I wonder if the suit were filed now whether the court would even hear "Bell Curve"arguments. Have such arguments ever been made in court as defense to a charge of institutional racism?

Walter


mwdallas

2003-02-14 16:07 | User Profile

**The current regime, the current mess, isn't going to last another 20 years. No way. **

I set the over/under on collapse at 11.5 years -- if the Jewish community does not change reverse course.


mwdallas

2003-02-14 16:10 | User Profile

I wonder if the suit were filed now whether the court would even hear "Bell Curve"arguments. Have such arguments ever been made in court as defense to a charge of institutional racism?

Not that I know of.

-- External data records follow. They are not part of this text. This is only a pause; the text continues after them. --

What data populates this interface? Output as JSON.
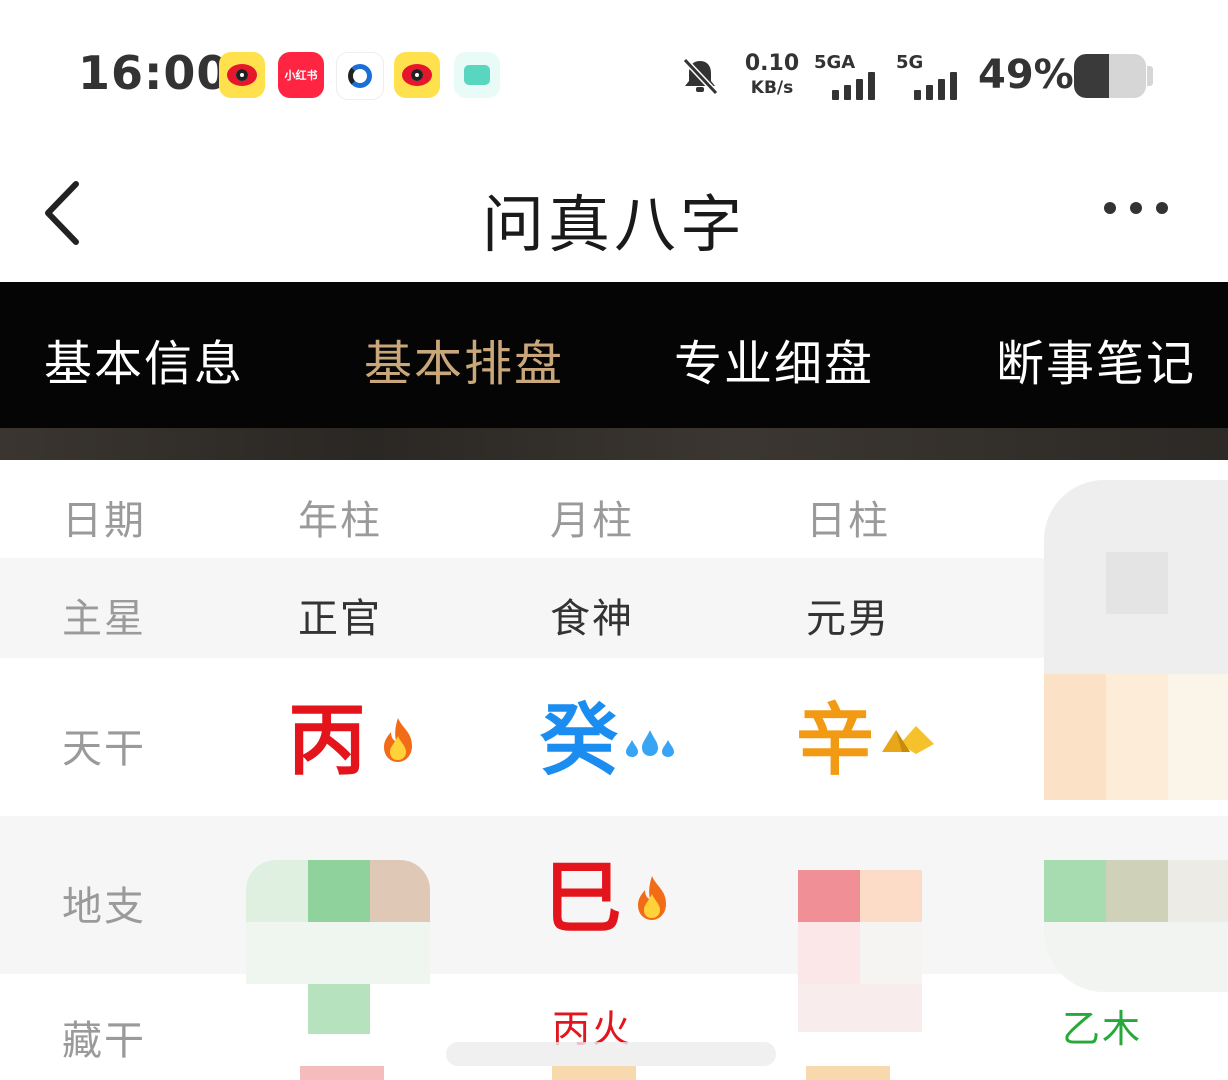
{
  "status_bar": {
    "time": "16:00",
    "xiaohongshu_label": "小红书",
    "net_speed_value": "0.10",
    "net_speed_unit": "KB/s",
    "sim1_label": "5GA",
    "sim2_label": "5G",
    "battery_percent": "49%",
    "battery_level": 0.49,
    "icons": [
      "weibo-icon",
      "xiaohongshu-icon",
      "baidu-icon",
      "weibo-icon",
      "chat-icon",
      "mute-icon",
      "signal-icon",
      "signal-icon",
      "battery-icon"
    ]
  },
  "nav": {
    "title": "问真八字",
    "back_icon": "chevron-left-icon",
    "more_icon": "more-dots-icon"
  },
  "tabs": [
    {
      "label": "基本信息",
      "active": false
    },
    {
      "label": "基本排盘",
      "active": true
    },
    {
      "label": "专业细盘",
      "active": false
    },
    {
      "label": "断事笔记",
      "active": false
    }
  ],
  "colors": {
    "tab_active": "#c9a77b",
    "fire_red": "#e3141b",
    "water_blue": "#1b8cf0",
    "metal_orange": "#f39a14",
    "wood_green": "#27a83a"
  },
  "table": {
    "header": {
      "label": "日期",
      "columns": [
        "年柱",
        "月柱",
        "日柱"
      ]
    },
    "main_star": {
      "label": "主星",
      "values": [
        "正官",
        "食神",
        "元男"
      ]
    },
    "heavenly_stem": {
      "label": "天干",
      "values": [
        {
          "char": "丙",
          "icon": "fire-icon"
        },
        {
          "char": "癸",
          "icon": "water-drops-icon"
        },
        {
          "char": "辛",
          "icon": "gold-ingot-icon"
        }
      ]
    },
    "earthly_branch": {
      "label": "地支",
      "values": [
        {
          "char": "巳",
          "icon": "fire-icon"
        }
      ]
    },
    "hidden_stem": {
      "label": "藏干",
      "values": [
        "丙火",
        "乙木"
      ]
    }
  }
}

I eagerly await the day that I am presented with a case that allows me to make such arguments.


amundsen

2003-02-20 03:57 | User Profile

"People and institutions are always willing and ready to help black people and minorities consume. But it is out of character to consider truly empowering black people to invent. That's a whole different ball game."

Empowering black people to invent? They aren't still slaves. They have the power to do whatever they want. And we can see from what they do just what it is they want to do: listen to disgusting music, drink malt liquor, collect a government check, attribute every failure to white racism, smoke crack, and bed a white girl.

** He said he was one of six black students in a high school of 1,400 students. **

The guy is probably pretty smart for a black fellow. And he had better thank God that he went to a white school. If he had gone to school with other blacks they would have ruined him.